Это была правда — ребёнок, действительно, подрастал. В три года он уже был ростом с пятилетнего. И родители устали менять ему кровати.

— Купить сразу кровать на полкомнаты и не париться, — смеялся отец.

— Сперва надо ребенку комнату заиметь, — сердито парировала Галя.

— Слушай, у меня идея! — покумекав своими сантехническими мозгами, выдал Гена. — Надо квартиру матери продать и купить себе побольше.

— Гена, ты гений! — саркастически усмехнулась жена, — А мать ты куда денешь? В дом престарелых?

— Галя, побойся Бога! К себе заберем, конечно же! — возмутился Гена.

— Идея с квартирой мне нравится, идея с матерью — не очень, — задумалась Галя.

— Ну, выбирай! Третьего не дано, — пожал плечами Гена.

Галя думала два дня.

— Ладно, согласна, — через два дня заявила Галя мужу. — Покупаем трешку и тогда забираем мать к себе.

— Галя! Это так не работает! — Гена схватился за голову. — Сперва забираем мать к себе, потом продаём её квартиру и уже потом покупаем трёшку.

— Ладно, — закатила глаза Галя, — Сразу, так сразу.

В тот же день Гена уже был у матери.

— Сынок, случилось что-то? — Вера Васильевна засуетилась, увидев на пороге старшего сына. Обычно, его не дозовешься, а тут сам пришел.

— Да нет, мать, нормально всё, — Гена прошел на кухню, по-хозяйски залез в холодильник, достал колбасу и отрезал себе кусок.

— У нас тут к тебе предложение, — тщательно работая челюстями, сел он за стол и посмотрел на удивленную Веру Васильевну. — Переезжай к нам жить, — без предисловий начал он. — Мы тут прикинули, что твою квартиру продать можно за хорошую цену. Потом мы свою продадим и купим трёшечку. Глебка растет, как на дрожжах. Ему отдельную комнату надо. И у тебя отдельная будет. Будешь бабушка с проживанием, — хохотнул он. — А то сейчас внука по праздникам только и видишь.

— Да ты что, сынок, — замахала руками мать, — Я ж квартиру вам с Ильёй пополам хотела поделить. Мы же тебе с отцом, царство ему небесное, подарили квартиру. Это ж не по справедливости будет. Ему одну старую дачу, а тебе всё?!
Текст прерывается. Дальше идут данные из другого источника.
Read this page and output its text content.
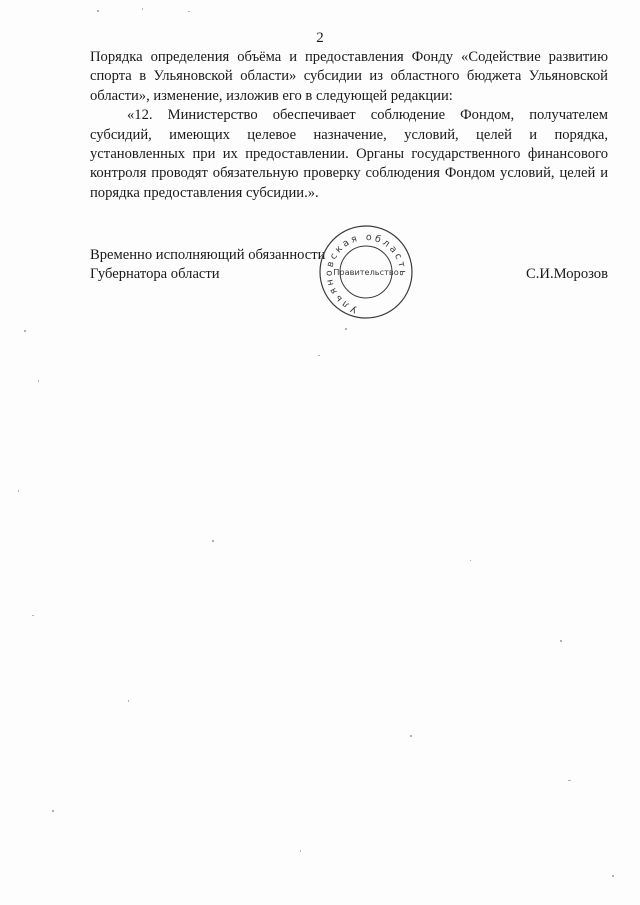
2

Порядка определения объёма и предоставления Фонду «Содействие развитию спорта в Ульяновской области» субсидии из областного бюджета Ульяновской области», изменение, изложив его в следующей редакции:

«12. Министерство обеспечивает соблюдение Фондом, получателем субсидий, имеющих целевое назначение, условий, целей и порядка, установленных при их предоставлении. Органы государственного финансового контроля проводят обязательную проверку соблюдения Фондом условий, целей и порядка предоставления субсидии.».

Временно исполняющий обязанности
Губернатора области	С.И.Морозов
Ульяновская область
Правительство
— Илюха ж хорошо устроился! Жена состоятельная, с хорошей квартирой. Зачем ему еще-то квартира? Вон, пусть на даче ковыряются, если заняться нечем будет, — Гена встал и отрезал еще кусок колбасы, убрав в холодильник оставшийся маленький хвостик. Вера Васильевна с жалостью проводила её взглядом. Это был её завтрак. Теперь придется снова идти в магазин, а ноги уже не те.

Ей не жалко было колбасы для сыночка, ей жалко было свои ноги.

— Зато тебе в магазин ходить не надо будет, — словно прочитал её мысли Гена.

— Сынок, я подумаю и с Илюшей посоветуюсь, — Вера Васильевна поставила чайник.

— А чего с ним советоваться-то? Конечно, Илюха скажет — дели всё пополам. Он же не бывал в моём положении, — обиделся Гена и достал из холодильника колбасный хвост, который исчез у него во рту за считанные секунды.

— Хорошо, — вздохнула Вера Васильевна. Может, и правда, полегче будет. В аптеку не надо будет ходить, и из магазина с полными сумками тащиться. Да и уборка много сил отнимает.

На том и порешили. Квартиру матери Гена выставил на продажу, правда, цену от жадности заломил космическую.

А старую дачу мать переписала на младшего сына. Илья был не в претензии. Ему нравилась их дача, он давно хотел попросить её у матери, но не знал, как. А теперь — такая удача — собственная дача!

Гена перевез Веру Васильевну к себе в дом. И вот тут  началось.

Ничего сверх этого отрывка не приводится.